AKLI BİLGİYLE RUHU SEVGİYLE SAKİNLEŞTİRMEK

(Toplumsal İlişkiler 236)


وَمِنْ اٰيَاتِه۪ٓ اَنْ خَلَقَ لَكُمْ مِنْ اَنْفُسِكُمْ اَزْوَاجاً لِتَسْكُـنُٓوا اِلَيْهَا وَجَعَلَ بَيْنَكُمْ مَوَدَّةً وَرَحْمَةًۜ اِنَّ ف۪ي ذٰلِكَ لَاٰيَاتٍ لِقَوْمٍ يَتَفَكَّرُونَ
O’nun ayetlerinden biri de, size nefislerinizden, sakinleşeceğiniz eşler yaratması ve aranıza sevgi ve acıma koymasıdır. Şüphesiz bunda, düşünen bir toplum için ibretler vardır.” (Rum/21)

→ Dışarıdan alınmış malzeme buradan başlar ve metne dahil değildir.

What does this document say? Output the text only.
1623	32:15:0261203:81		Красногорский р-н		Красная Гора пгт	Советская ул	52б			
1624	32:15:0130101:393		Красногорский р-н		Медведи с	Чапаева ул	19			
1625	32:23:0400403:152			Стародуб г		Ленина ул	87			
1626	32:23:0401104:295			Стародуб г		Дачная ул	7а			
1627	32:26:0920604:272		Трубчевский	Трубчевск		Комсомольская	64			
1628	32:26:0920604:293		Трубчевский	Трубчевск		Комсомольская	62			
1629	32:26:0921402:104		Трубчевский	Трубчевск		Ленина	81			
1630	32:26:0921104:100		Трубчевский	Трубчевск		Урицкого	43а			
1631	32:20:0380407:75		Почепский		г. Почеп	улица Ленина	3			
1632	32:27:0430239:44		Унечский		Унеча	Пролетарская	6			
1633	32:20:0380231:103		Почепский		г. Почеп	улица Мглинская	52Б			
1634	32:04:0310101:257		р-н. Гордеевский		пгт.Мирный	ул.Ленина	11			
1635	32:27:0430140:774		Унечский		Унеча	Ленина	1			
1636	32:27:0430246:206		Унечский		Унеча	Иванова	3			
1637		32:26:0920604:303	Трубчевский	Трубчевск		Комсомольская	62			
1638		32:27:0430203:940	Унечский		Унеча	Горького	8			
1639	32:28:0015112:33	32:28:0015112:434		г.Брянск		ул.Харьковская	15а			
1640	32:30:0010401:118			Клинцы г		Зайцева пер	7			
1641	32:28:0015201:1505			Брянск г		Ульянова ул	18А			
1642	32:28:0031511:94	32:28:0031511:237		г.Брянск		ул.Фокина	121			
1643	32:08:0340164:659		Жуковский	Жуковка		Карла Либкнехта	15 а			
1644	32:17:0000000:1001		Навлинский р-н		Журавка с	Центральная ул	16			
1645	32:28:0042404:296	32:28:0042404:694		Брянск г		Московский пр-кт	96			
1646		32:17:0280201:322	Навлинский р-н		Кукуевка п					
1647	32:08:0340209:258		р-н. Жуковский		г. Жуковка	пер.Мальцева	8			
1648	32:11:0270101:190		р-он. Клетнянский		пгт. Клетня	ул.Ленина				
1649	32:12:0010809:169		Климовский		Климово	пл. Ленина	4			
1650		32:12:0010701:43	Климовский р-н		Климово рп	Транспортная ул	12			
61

İnsana sunulan iki güzel nimet; akıl ve ruh… Us ya da  (arapçada عقل) akıl felsefede kavram oluşturma ve bunlara göre hükmetme kapasitesinin adıdır. Akıl¸ varlığın hakikatini idrak eden¸ maddî olmayan¸ fakat maddeye tesir eden basit bir cevher¸ maddeden şekilleri soyutlayarak kavram haline getiren ve kavramlar arasında ilişki kurarak önermelerde bulunan¸ kıyas yapabilen güç şeklinde tanımlanabilir. İnsanın her çeşit faâliyetinde doğruyu yanlıştan¸ iyiyi kötüden¸ güzeli çirkinden ayıran güç olan akıl¸ ahlâkî¸ siyasî ve estetik değerleri belirlemede en önemli fonksiyon olarak görülür.

Kalbe gelince tasavvufta ihlas ve takvanın oluştuğu yer olarak açıklanır. Kalp, Hadis-i Kutsî’de anlatıldığı gibi; yere göğe sığmayan Allah’u Azimüşşan’ın, müminin vücudunda tercih ettiği yerdir. Kalp aslında, vücut içinde üç makamdan bir tanesidir. Vücutta nefs denen ego ve sonra tekâmül edip 

kalbe yükselen bir varlığımız var.

Kur’an’da akıldan söz eden 750 küsür ayet var. İnsan sürekli olarak aklını kullanmaya çağrılır. Düşünmüyor musunuz? Aklınızı kullanmıyor musunuz? Ifadeleri bizi evrenle dışımızdaki varlıklarla olayların sebepleri sonuçları arasında bağlantı kurarak, karşılaştırmalar yapmamızı kainatı Yaratan Rabbimizin adıyla okumamızı önerir. İman etmemizin yolu akıl ve kalp birlikteliğinden geçmiyor mu? İman kalbimizin akletmesi demek değil midir?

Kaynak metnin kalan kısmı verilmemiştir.